Dante throws in some cartoonish visuals, has Feldman talk into camera at the end, but it’s not as stylish or fun as his other movies, feels more tied to the obvious script. The story seems like a mystery, then starts developing into a satire of suburbia, making the suspicious neighbors look crazy and the weird reclusive family seem like the victims, culminating in a speech by Hanks (who barely comes alive in the movie otherwise) – but this is undercut by the ending.
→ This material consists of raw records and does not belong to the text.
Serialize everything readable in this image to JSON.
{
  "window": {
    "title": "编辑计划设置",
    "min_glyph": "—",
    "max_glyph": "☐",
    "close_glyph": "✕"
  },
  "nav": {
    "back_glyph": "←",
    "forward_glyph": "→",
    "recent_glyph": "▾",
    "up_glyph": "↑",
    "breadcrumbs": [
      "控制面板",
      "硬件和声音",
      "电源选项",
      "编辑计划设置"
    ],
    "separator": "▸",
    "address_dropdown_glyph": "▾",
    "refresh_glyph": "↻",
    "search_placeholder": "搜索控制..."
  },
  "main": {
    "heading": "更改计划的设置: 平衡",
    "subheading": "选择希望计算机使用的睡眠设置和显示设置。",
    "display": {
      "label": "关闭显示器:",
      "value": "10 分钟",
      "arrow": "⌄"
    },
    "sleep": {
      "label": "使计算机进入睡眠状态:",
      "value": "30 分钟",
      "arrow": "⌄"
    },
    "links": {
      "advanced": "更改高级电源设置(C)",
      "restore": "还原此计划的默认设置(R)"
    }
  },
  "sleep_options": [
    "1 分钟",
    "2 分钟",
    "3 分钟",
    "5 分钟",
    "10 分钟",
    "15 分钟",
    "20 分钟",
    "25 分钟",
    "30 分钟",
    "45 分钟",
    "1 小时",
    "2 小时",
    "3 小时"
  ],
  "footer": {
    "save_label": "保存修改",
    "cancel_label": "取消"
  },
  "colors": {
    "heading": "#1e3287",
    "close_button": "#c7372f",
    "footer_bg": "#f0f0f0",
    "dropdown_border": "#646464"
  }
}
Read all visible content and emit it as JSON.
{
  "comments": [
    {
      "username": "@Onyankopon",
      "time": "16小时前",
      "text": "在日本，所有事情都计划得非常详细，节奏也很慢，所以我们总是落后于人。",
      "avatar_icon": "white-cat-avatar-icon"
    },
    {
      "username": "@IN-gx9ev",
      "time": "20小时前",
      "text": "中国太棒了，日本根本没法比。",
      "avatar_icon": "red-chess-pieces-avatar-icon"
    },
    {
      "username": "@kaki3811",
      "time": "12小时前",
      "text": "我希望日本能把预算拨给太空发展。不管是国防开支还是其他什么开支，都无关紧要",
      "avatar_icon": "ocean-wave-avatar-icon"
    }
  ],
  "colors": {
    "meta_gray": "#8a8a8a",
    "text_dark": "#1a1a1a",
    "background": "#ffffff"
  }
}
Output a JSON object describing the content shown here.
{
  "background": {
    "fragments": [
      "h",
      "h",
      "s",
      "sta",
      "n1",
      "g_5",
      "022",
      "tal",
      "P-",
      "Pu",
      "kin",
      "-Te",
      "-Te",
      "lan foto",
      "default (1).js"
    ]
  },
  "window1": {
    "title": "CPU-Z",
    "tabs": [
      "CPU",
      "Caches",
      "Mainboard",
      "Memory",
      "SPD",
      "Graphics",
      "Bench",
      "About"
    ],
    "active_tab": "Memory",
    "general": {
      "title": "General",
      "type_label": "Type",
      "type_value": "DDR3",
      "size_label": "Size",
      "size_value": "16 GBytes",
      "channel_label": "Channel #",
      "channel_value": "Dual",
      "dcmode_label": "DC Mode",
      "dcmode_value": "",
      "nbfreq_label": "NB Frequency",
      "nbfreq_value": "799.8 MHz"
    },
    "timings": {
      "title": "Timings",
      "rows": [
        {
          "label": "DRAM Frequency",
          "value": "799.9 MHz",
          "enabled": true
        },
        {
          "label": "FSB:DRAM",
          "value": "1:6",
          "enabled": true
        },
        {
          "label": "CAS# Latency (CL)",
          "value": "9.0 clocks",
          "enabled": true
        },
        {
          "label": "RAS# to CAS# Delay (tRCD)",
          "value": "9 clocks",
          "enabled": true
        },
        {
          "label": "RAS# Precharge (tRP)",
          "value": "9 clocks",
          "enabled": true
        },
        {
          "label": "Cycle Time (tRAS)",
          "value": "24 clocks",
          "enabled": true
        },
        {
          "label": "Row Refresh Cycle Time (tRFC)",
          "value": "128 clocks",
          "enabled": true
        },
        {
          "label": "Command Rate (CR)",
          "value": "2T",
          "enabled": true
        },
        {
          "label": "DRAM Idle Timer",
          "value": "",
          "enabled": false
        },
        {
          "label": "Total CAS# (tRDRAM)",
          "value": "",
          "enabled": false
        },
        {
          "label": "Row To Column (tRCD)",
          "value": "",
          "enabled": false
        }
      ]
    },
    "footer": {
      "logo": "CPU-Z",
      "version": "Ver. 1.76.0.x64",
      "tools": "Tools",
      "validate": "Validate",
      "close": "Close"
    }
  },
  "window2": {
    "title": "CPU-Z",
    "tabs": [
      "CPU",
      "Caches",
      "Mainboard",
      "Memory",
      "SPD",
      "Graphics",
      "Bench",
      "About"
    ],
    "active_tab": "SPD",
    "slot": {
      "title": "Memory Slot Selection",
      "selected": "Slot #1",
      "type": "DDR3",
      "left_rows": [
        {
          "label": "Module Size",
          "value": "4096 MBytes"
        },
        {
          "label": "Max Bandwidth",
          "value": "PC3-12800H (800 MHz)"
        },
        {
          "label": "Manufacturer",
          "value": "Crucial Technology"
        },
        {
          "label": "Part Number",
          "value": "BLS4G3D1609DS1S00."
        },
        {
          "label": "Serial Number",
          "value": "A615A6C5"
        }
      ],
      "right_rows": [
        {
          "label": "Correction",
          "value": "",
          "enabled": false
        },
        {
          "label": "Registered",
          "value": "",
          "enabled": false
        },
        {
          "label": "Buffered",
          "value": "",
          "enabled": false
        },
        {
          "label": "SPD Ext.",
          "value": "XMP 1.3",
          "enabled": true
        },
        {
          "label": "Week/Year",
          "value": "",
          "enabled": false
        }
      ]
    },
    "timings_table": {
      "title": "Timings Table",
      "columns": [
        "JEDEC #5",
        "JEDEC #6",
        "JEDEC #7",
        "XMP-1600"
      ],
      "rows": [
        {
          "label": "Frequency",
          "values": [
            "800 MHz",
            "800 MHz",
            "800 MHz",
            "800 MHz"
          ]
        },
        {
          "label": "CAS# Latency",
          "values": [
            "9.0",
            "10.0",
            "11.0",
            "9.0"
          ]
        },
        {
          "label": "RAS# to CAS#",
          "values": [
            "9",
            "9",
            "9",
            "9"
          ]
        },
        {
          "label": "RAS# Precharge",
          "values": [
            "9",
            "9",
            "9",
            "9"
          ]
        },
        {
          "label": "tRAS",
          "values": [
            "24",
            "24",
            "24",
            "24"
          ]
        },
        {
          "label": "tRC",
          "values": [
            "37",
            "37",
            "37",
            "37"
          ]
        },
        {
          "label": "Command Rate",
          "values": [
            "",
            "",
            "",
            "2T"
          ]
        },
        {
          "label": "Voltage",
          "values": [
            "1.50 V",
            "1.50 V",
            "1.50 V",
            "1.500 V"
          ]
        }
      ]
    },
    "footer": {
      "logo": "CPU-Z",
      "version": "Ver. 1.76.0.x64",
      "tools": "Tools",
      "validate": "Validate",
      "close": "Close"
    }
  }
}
A good Jerry Goldsmith score – in fact that might have been the best thing about the film. Robert Picardo (theater manager in Matinee, lead in 976-EVIL) and the wonderful Dick Miller cameo as garbagemen. Besides the ever-hungry comic-relief Rick Ducommun and our blank lead Hanks and his wife, the other characters are all exciting and worth watching, especially gun nut Bruce Dern and the Klopeks. The diminutive doctor is Henry Gibson of Nashville, inbred-looking young Hans is Courtney Gains, five years after playing a lead corn kid in Children of the Corn, and horrible mean uncle Reuben is Brother Theodore, who I hear was “one of America’s most respected humorists and monologists.” Dante, or whoever was responsible for casting, put an excellent enough group together to compensate for any script problems.

I read that the ending of the script had Tom Hanks getting killed at the end, leading to the same studio-mandated rewrite that Gremlins got. Wasn’t until the Masters of Horror episodes that Joe could finally execute all his main characters at the end of the movie, just like he’s always wanted to.